Dynamic S-Box Construction Using Mordell Elliptic Curves over Galois Field and Its Applications in Image Encryption

Abstract

Elliptic curve cryptography has gained attention due to its strong resilience against current cryptanalysis methods. Inspired by the increasing demand for reliable and secure cryptographic methods, our research investigates the relationship between complex mathematical structures and image encryption. A substitution box (S-box) is the single non-linear component of several well-known security systems. Mordell elliptic curves are used because of their special characteristics and the immense computational capacity of Galois fields. These S-boxes are dynamic, which adds a layer of complexity that raises the encryption process’s security considerably.
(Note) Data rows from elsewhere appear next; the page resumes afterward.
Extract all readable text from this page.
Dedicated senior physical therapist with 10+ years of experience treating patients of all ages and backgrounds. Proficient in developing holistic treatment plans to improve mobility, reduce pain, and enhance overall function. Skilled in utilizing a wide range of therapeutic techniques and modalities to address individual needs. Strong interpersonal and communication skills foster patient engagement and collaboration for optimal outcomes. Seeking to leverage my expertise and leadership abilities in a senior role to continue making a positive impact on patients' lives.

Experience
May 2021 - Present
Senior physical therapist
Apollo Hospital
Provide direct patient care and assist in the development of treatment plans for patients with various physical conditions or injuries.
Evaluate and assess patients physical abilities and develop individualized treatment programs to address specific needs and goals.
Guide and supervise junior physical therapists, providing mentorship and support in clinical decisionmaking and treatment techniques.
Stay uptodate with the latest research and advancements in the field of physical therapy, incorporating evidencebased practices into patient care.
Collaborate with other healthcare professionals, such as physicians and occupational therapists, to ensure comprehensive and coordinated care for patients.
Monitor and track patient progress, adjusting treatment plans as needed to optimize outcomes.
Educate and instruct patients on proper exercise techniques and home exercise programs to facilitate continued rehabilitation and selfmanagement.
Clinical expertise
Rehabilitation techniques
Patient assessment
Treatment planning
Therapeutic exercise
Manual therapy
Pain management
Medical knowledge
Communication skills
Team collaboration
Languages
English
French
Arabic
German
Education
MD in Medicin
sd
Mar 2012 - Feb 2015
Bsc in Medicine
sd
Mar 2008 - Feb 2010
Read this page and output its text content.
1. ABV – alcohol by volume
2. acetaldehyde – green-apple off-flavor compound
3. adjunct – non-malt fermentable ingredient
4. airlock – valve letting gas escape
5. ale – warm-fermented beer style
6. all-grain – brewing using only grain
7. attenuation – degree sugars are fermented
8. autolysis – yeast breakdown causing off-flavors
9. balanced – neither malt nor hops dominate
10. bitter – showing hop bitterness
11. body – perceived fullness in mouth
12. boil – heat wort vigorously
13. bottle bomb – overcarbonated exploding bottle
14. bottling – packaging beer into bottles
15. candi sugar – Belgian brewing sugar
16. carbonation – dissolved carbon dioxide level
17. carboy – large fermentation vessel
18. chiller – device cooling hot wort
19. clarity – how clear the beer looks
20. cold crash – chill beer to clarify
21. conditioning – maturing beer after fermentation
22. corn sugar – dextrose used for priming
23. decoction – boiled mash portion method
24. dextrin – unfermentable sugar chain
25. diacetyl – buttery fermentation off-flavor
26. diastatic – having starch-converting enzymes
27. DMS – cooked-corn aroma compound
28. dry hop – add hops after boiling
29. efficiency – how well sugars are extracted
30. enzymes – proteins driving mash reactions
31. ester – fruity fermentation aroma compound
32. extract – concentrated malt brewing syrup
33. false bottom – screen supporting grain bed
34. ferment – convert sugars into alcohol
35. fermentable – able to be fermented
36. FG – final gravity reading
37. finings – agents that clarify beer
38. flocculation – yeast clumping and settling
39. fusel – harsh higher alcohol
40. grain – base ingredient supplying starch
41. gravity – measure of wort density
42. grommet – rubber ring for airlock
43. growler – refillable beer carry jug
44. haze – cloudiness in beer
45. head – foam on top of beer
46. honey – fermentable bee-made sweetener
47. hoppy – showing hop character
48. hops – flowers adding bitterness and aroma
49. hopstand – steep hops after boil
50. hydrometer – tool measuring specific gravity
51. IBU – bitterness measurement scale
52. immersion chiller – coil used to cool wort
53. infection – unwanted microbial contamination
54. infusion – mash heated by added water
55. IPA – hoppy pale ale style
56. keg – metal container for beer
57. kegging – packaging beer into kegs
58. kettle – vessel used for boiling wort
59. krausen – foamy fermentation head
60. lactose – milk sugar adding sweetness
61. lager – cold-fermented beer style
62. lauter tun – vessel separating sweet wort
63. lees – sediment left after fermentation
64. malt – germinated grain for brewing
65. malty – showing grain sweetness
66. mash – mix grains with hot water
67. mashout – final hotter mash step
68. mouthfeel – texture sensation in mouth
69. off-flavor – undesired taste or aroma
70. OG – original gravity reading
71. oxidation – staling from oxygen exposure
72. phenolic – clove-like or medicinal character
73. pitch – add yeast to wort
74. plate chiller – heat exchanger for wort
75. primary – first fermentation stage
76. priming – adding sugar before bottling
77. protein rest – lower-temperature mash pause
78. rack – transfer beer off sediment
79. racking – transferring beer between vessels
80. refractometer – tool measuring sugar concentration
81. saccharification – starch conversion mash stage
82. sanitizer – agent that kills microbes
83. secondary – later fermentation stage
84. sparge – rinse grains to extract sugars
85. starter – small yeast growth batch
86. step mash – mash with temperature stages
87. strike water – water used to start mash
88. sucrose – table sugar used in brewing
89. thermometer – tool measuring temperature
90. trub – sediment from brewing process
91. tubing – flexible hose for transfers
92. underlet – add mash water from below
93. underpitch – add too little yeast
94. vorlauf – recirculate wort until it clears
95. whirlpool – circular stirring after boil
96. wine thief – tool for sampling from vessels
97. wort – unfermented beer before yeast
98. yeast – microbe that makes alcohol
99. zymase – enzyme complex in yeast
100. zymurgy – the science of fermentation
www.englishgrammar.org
We suggest an effective technique for creating S-boxes based on a class of elliptic curves over GF(2n),n≥8. We demonstrate our approach’s robustness against a range of cryptographic threats through thorough examination, highlighting its practical applicability. The assessment of resistance of the newly generated S-box to common attack methods including linear, differential, and algebraic attacks involves a thorough analysis. This analysis is conducted by quantifying various metrics such as non-linearity, linear approximation, strict avalanche, bit independence, and differential approximation to gauge the S-box’s robustness against these attacks. A recommended method for image encryption involves the use of built-in S-boxes to quickly perform pixel replacement and shuffling. To evaluate the efficiency of the proposed strategy, we employed various tests. The research holds relevance as it can provide alternative guidelines for image encryption, which could have wider consequences for the area of cryptography as a whole. We believe that our findings will contribute to the development of secure communication and data protection, as digital security is becoming increasingly important.